An Australian court has reportedly mandated that Meta Platforms, the owner of Facebook, pay fines amounting to $14 million (A$20 million) for collecting user data through a smartphone application, Onavo.
According to a Reuters report, the Federal Court of Australia has directed Meta, along with its subsidiaries Facebook Israel and the discontinued app, to reimburse $270,356 (A$400,000) in legal costs to the Australian Competition and Consumer Commission (ACCC). The ACCC initiated the civil lawsuit against Meta, alleging that Onavo was promoted as a privacy protection tool, but failed to openly reveal its data collection methods.
Facebook used Onavo to collect users’ location, time and frequency using other smartphone apps and websites they visited for its own advertising purposes, Judge Wendy Abraham said in a written judgment, according to the report.
Meta reportedly stated that the ACCC had recognized their lack of intent to mislead customers and they emphasized their efforts in developing tools over the past few years to provide users with increased transparency and control over their data usage.
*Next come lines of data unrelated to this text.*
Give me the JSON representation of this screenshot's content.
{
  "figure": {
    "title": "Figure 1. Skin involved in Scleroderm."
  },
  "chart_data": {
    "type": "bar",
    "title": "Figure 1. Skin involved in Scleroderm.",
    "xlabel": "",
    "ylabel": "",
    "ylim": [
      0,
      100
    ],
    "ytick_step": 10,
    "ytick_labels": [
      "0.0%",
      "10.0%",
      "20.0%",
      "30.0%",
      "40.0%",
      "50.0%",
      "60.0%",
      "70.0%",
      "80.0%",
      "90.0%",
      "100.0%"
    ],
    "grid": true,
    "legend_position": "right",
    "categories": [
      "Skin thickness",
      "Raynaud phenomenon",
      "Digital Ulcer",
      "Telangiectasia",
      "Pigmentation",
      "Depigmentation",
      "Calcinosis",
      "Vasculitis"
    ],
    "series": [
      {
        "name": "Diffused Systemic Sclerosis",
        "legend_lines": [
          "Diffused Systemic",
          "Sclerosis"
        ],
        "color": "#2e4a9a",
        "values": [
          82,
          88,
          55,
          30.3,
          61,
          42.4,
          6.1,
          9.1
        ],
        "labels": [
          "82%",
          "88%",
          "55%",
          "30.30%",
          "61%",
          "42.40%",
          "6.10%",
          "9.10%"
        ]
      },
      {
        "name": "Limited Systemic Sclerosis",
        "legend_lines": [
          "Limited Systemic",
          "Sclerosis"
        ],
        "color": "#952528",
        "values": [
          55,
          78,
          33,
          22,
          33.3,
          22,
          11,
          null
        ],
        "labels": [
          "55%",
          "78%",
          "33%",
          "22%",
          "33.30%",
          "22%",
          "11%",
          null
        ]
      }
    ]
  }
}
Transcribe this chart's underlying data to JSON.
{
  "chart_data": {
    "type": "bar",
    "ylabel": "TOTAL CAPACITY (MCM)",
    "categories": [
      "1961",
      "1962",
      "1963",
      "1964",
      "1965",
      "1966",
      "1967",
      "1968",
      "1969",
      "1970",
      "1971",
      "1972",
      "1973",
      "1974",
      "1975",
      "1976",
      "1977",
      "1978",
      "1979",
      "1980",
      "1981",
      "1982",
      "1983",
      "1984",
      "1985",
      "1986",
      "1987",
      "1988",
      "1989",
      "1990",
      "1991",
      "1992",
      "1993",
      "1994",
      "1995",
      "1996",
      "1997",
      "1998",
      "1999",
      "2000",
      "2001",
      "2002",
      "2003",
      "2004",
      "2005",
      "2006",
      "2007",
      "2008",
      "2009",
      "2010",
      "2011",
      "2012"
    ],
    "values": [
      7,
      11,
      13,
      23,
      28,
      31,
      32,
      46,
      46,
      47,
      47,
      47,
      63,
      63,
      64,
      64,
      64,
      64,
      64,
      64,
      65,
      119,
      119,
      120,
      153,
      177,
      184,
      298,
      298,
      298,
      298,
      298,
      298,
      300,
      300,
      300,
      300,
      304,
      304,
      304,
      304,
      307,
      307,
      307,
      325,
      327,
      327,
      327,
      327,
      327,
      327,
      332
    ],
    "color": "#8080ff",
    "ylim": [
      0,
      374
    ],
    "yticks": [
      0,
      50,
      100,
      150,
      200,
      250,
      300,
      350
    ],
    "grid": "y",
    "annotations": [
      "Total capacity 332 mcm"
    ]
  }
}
The imposed fine marks the conclusion of one aspect of Meta’s legal challenges in Australia concerning its management of user data, Reuters said. This legal matter emerged amid a scandal involving Meta’s association with data analytics firm Cambridge Analytica during the 2016 United States election.
However, Meta’s legal woes are not over yet, as it is reportedly also facing a civil court action by Australia’s Office of the Information Commissioner regarding its dealings with Cambridge Analytica specifically in Australia.